De ese encuentro tan esclarecedor con el arte de Eloy Tarcisio saqué una conclusión importante: que el arte contemporáneo, al que se critica tanto por buscar exclusivamente ser “original”, “inédito”, “escandalosamente hermético”, y en última instancia muchas veces vacío desde el punto de vista estético tanto como desde el conceptual, en realidad sí tenía algo que decir, sí tenía la fuerza expresiva que podía esperarse de la mentalidad desengañada, rebelde, pujante, de las generaciones ya no tan jóvenes y actuales, nacidas en revoluciones ideológicas como el 68, las nuevas luchas de clase, la liberación sexual, el cuestionamiento místico – y ya no social – de las religiones, etc.

 

Eloy Tarcisio me produjo esa revelación, y ha seguido convenciendo y revelando a quienes conocen su obra, con el arrojo de sus propuestas, con la perspicacia de su visión de la contemporaneidad, con su precisión expresiva multifacética, que es capaz de inventar un nuevo lenguaje para cada nueva idea.

 

Como muestra de esas facultades, la exposición Arqueologías ha sido una confirmación de su postura de artista: ahí resurgieron a la luz los esqueletos, los fragmentos de edificaciones, de artefactos y de templos y frescos que marcaron su carrera a lo largo de 50 años.
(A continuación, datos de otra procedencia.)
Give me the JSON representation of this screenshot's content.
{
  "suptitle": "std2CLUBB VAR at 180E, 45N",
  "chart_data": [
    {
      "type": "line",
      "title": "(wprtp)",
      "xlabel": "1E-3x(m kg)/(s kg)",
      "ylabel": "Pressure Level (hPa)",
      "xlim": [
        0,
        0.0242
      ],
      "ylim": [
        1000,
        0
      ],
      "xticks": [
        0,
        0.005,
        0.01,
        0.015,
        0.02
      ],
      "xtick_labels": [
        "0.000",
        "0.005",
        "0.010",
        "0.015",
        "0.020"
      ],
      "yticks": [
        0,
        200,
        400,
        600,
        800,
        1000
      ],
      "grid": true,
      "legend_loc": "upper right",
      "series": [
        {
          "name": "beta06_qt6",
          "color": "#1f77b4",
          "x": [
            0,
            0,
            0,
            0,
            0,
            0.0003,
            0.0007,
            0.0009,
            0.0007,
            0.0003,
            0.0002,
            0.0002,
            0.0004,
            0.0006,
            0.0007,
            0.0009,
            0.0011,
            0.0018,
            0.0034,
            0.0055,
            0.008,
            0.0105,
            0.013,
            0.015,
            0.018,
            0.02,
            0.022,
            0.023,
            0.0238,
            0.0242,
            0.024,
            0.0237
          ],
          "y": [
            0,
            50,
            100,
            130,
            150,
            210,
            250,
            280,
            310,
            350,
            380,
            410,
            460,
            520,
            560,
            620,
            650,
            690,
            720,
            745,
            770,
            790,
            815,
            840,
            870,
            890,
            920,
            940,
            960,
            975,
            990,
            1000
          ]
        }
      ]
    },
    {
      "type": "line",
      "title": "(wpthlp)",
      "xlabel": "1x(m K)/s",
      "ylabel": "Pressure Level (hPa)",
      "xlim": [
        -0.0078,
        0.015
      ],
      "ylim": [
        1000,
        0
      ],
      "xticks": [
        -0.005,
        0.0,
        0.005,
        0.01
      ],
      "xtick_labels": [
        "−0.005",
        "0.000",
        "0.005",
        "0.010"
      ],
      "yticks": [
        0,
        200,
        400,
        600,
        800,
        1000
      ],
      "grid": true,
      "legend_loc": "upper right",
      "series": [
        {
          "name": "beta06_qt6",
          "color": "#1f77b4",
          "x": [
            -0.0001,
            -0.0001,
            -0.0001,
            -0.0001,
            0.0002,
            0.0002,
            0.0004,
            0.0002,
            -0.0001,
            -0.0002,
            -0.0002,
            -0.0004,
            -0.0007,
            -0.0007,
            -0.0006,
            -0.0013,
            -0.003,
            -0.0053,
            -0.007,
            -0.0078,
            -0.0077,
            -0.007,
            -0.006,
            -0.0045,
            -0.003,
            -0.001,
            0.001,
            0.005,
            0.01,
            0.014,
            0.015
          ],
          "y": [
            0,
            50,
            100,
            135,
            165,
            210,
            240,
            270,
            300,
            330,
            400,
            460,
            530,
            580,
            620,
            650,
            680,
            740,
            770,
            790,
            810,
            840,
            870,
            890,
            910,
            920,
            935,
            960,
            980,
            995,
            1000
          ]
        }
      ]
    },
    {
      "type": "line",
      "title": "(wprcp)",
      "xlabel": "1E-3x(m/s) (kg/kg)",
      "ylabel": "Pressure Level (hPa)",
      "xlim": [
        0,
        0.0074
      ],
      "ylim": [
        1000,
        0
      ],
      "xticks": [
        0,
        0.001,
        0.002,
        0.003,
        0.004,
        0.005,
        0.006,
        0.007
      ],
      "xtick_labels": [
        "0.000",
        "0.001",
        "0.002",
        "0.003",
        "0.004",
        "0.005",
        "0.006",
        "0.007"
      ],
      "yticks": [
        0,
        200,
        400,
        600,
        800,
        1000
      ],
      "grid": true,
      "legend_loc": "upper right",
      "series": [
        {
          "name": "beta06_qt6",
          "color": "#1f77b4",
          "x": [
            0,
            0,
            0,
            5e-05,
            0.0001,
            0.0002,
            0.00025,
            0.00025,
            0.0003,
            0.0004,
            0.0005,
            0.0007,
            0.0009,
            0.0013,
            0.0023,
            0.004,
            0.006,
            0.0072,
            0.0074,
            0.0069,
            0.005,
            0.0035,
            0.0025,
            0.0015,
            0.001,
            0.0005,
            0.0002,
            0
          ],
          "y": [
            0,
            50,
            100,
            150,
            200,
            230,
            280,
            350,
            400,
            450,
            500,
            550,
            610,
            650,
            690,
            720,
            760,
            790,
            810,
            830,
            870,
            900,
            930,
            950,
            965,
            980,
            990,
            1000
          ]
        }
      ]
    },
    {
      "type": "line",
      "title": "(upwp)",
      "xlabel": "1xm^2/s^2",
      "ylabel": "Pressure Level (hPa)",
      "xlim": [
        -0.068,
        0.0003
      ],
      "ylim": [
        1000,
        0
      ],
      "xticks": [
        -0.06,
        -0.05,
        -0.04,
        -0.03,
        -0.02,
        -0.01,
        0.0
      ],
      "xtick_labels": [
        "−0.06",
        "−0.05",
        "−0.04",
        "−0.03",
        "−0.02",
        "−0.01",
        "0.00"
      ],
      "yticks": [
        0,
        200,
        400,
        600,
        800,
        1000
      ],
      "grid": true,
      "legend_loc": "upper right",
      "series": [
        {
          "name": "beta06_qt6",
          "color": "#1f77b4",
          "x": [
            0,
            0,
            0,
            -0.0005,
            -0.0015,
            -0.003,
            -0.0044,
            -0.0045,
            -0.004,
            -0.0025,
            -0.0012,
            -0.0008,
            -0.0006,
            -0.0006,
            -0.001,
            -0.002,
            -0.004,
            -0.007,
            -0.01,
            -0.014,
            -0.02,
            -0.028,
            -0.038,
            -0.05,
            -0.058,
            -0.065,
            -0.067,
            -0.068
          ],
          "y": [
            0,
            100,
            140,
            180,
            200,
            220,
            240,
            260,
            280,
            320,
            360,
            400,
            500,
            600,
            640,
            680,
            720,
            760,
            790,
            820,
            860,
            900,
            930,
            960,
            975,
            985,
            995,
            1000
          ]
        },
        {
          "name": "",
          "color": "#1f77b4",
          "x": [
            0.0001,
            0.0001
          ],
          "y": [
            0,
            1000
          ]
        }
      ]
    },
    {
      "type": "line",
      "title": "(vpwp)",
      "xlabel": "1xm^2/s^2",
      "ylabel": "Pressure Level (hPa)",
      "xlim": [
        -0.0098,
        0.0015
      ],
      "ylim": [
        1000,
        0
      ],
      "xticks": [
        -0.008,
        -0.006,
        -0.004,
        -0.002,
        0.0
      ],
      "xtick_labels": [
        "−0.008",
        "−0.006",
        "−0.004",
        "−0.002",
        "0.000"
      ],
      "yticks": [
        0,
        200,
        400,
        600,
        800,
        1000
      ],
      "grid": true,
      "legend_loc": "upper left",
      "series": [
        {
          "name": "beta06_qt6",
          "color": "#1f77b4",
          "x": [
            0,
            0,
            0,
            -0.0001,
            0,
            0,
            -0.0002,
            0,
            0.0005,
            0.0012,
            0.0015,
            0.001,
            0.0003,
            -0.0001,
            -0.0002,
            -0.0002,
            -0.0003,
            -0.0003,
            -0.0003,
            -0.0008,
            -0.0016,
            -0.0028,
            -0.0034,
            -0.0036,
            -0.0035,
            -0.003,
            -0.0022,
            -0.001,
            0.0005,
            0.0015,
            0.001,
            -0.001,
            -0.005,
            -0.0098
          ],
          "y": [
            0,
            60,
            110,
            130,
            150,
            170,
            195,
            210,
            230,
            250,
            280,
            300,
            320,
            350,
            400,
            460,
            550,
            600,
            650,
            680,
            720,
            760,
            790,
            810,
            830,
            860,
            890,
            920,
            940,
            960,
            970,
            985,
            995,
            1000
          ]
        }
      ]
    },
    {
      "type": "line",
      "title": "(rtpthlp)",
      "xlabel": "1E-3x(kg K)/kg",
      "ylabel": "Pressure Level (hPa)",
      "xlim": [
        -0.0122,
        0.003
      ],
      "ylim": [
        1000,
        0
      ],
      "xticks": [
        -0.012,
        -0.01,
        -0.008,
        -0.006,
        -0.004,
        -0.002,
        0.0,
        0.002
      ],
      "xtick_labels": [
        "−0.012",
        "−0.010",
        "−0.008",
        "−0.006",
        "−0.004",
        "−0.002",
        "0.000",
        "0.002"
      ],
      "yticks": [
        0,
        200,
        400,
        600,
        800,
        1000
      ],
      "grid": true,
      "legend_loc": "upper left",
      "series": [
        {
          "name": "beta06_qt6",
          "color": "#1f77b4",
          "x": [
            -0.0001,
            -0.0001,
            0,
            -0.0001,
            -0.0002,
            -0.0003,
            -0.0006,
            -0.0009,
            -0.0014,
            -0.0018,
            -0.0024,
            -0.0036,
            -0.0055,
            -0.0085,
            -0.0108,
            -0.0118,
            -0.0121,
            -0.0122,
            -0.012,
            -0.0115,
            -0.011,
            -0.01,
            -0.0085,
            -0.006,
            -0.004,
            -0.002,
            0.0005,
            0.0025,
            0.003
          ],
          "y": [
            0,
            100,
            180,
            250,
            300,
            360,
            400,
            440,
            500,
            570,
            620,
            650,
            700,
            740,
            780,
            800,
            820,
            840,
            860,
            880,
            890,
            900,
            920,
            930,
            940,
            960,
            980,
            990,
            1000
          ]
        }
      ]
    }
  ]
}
Ahí se manifiesta a través de la lectura arqueológica la historia y la prehistoria de un artista incansable constructor/destructor, saboteador de costumbres, fiel a su independencia, en pocas palabras: irreverente.

 

El análisis crítico de la obra de Tarcisio es una labor (pendiente) que tiene vastos territorios por descubrir. Pero baste aquí decir que tal vez uno de sus rasgos más notorios es la paradoja. Tarcisio la emplea como un reto juguetón, como la sonrisa ante la sorpresa, como el motivo para no estacionarse. Su propuesta es la de un arte sin concesiones, que tiene algo que decir y lo dice de la manera más descarnada; que sabe enfrentar todos los retos expresivos y solucionarlos con elegancia; que es capaz de sortear todas las oposiciones, malinterpretaciones, críticas sin sustancia, gracias a su contundencia, a su sinceridad y su autenticidad.

 

Eloy cuenta que, cuando decidió que sería artista, su primer mentor, que veía la escasez de recursos del joven aspirante, le recomendó: “ponte un saco, buenos zapatos, que la gente te vea bien vestido, bien peinado. Con eso irás a todas partes.” Se trataba, más que de la apariencia en sí, de la importancia de inspirar confianza, demostrar seriedad. Y no debemos olvidar ese aspecto de la personalidad del artista. Inspira seriedad porque lo que tiene por decir es algo serio, es la profundidad de la existencia; y porque su objetivo en el arte está trazado con la claridad nacida de la convicción.

 

  1. La historia sucedió así: En 1988 me encontraba en una búsqueda febril para encontrar un espacio de presentación para una obra de Strindberg llamada Pascua, que había traducido con un amigo sueco, el psicoanalista y profesor Yani William, y que estaba montando junto con un grupo de maravillosos actrices y actores. Las premisas de mi búsqueda eran que no quería que la obra se presentase en un lugar convencional, que por su contenido espiritual cristiano debía ser un lugar antiguo o significativo, y que debido al diseño escenográfico que ideamos Arturo Nava y yo, sería interesante que hubiera una perspectiva no convencional en la arquitectura del edificio  en cuestión. Tras descubrir la iglesia, y pensar que era el lugar ideal para ese montaje, solicité el uso del espacio a diferentes autoridades del entonces DDF, pero no logré mi objetivo.